Jeśli chodzi o aktorstwo nigdy nie byłem wielkim fanem Bena Afflecka (do momentu, gdy postanowił wziąć się za reżyserię), ale do autystycznego geniusza pasuje idealnie. Zdystansowany, wycofany i nie zawsze sprawnie odczytujący intencje innych ludzi, z bardzo oszczędną mimiką, wygrywa na każdym poziomie. Ta postać to troszkę miks „Pięknego umysłu” z „Leonem zawodowcem”. Partneruje mu Anna Kendrick jako Dana i tutaj mam problem. Nie chodzi o to, że aktorka nie daje sobie rady, lecz nie czuć chemii między nią a Wolffem (autyzm częściowo, ale nie kompletnie eliminuje problem). I podejrzewam, że tutaj może być winna (bardzo widoczna) różnica wieku między tymi postaciami. Poza nimi na drugim planie jest elegancko ubrany (i trzymający fason) J.K. Simmons jako tropiący księgowego agent King oraz Jon Bernthal, czyli twardy zabijaka Braxton. Z kolei John Lithgow (szef firmy cybernetycznej) jest zbyt oczywistym tropem i łatwo domyślić się jego działań.

ksigowy4

Dziwny konglomerat, który o dziwo zaskakująco dobrze się sprawdza.
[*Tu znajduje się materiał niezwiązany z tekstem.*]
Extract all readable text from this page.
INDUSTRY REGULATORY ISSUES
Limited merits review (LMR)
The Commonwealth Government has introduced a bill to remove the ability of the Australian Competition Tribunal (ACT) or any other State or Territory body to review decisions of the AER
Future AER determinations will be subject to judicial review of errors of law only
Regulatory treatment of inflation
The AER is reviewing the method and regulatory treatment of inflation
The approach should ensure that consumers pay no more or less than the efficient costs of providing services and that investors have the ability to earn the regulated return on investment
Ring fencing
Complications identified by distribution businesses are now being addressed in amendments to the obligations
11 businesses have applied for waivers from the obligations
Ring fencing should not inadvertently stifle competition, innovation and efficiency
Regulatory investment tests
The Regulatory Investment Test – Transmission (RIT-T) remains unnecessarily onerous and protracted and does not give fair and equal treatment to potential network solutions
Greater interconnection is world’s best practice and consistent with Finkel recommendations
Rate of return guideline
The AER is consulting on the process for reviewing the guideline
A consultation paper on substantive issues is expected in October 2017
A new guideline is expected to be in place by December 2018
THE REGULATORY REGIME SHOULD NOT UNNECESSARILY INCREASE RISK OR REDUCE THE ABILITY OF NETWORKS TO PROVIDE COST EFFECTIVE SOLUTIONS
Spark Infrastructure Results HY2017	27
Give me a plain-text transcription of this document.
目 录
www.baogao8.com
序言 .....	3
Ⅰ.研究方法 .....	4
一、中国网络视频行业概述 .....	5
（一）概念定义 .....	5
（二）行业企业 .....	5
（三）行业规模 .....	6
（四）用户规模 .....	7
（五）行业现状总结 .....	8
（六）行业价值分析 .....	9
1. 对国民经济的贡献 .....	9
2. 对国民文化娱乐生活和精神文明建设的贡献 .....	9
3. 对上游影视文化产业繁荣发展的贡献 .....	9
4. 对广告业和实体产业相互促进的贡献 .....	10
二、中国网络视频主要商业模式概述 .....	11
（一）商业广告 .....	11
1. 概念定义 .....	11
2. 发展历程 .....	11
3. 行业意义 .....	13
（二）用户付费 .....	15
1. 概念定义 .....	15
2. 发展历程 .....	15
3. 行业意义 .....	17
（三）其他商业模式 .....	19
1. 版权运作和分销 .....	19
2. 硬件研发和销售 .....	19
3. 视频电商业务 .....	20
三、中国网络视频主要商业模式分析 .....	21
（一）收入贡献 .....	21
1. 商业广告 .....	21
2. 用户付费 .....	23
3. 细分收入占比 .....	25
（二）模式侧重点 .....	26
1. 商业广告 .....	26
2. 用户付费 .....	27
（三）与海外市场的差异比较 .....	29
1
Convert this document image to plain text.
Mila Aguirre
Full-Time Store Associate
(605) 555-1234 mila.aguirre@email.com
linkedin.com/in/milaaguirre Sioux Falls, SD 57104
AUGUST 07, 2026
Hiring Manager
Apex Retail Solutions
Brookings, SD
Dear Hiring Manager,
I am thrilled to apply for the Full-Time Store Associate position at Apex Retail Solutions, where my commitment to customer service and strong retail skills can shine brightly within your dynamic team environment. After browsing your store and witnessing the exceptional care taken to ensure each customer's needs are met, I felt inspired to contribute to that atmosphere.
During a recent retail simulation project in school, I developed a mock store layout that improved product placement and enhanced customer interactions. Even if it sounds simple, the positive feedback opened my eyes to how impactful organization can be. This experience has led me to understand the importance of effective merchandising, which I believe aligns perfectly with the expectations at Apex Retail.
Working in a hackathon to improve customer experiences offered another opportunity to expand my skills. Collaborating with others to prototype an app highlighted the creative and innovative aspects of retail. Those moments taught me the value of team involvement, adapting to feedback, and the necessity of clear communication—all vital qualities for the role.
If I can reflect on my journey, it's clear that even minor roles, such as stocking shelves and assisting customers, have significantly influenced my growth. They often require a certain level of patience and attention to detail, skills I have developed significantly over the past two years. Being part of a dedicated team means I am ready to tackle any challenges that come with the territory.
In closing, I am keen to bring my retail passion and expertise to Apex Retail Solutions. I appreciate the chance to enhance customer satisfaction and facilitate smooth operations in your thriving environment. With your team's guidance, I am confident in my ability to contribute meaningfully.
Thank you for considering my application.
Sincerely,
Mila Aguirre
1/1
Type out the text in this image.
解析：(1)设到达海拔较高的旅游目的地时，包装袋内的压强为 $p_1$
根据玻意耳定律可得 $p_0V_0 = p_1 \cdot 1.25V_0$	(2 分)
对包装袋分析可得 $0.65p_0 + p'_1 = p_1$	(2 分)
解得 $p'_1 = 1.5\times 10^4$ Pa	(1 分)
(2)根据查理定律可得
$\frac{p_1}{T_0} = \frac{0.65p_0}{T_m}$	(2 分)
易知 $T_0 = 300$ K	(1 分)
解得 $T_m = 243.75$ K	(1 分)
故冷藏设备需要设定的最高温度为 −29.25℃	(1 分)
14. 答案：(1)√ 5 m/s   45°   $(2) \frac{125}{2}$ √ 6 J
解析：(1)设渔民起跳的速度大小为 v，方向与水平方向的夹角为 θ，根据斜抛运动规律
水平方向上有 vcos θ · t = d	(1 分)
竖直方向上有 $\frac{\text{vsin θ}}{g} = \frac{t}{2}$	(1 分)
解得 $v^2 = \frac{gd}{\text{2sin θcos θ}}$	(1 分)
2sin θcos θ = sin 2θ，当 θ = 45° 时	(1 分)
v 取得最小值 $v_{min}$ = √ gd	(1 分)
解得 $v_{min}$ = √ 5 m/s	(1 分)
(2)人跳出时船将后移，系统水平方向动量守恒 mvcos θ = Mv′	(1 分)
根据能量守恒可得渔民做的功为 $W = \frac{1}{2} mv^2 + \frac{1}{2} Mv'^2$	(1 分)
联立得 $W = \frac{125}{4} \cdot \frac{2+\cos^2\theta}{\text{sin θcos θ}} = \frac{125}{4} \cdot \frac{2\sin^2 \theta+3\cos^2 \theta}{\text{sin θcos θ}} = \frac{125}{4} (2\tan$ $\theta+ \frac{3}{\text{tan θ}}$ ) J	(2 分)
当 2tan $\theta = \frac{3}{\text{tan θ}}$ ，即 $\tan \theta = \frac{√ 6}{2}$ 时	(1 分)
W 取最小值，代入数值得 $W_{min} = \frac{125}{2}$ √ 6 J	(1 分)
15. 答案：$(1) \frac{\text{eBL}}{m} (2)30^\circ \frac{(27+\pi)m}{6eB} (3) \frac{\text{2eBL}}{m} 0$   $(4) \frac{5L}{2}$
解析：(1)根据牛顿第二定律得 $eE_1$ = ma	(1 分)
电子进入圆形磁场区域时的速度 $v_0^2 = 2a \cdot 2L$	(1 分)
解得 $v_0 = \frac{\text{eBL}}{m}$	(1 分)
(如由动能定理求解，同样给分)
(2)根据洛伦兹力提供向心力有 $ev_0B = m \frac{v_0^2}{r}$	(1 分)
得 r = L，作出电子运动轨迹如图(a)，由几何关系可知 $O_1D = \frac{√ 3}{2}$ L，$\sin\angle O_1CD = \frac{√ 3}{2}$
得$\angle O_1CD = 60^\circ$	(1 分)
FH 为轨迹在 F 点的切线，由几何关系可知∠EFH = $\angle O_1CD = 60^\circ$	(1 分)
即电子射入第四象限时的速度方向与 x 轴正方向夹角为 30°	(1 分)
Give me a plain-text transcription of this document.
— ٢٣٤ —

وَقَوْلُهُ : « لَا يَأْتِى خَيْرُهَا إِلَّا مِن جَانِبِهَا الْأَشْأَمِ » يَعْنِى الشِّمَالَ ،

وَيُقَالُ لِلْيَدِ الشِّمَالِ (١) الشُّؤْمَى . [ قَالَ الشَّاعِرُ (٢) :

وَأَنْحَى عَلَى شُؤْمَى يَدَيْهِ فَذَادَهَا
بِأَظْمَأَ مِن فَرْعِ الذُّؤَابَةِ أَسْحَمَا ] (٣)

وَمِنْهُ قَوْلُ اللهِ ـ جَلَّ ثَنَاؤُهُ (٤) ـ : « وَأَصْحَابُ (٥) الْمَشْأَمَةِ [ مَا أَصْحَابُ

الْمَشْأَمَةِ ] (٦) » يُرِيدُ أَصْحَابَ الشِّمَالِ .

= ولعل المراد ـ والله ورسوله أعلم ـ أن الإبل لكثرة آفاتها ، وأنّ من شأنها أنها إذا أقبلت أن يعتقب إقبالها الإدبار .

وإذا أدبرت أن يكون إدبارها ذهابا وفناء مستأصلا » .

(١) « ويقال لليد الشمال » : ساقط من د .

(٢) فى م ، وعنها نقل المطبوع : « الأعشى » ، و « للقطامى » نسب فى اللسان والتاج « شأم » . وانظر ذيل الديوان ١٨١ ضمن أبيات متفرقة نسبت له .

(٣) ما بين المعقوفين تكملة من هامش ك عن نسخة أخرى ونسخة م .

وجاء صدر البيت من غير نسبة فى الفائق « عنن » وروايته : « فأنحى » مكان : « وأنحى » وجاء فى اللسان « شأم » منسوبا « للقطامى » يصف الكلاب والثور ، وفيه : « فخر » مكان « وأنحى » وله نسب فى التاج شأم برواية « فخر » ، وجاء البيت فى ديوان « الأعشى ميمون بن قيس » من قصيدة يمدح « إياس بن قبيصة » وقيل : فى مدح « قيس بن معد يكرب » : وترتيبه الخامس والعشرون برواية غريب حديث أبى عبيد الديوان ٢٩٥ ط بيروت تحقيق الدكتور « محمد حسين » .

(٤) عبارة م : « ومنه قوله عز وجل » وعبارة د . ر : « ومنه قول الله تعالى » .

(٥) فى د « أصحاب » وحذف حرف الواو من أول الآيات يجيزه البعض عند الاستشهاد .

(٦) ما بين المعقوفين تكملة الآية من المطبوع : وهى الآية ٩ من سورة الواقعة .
Przykuwa tajemnicą bohatera oraz kilkoma, mocnymi scenami akcji, a także bardzo nieoczywistymi zaskoczeniami. Wielu będzie narzekać, że za dużo gadania jak na akcyjniaka i za dużo strzelania jak na dramat. Ale doceniam pomysłowość twórców i odwagę w krzyżowaniu nieoczywistych rzeczy.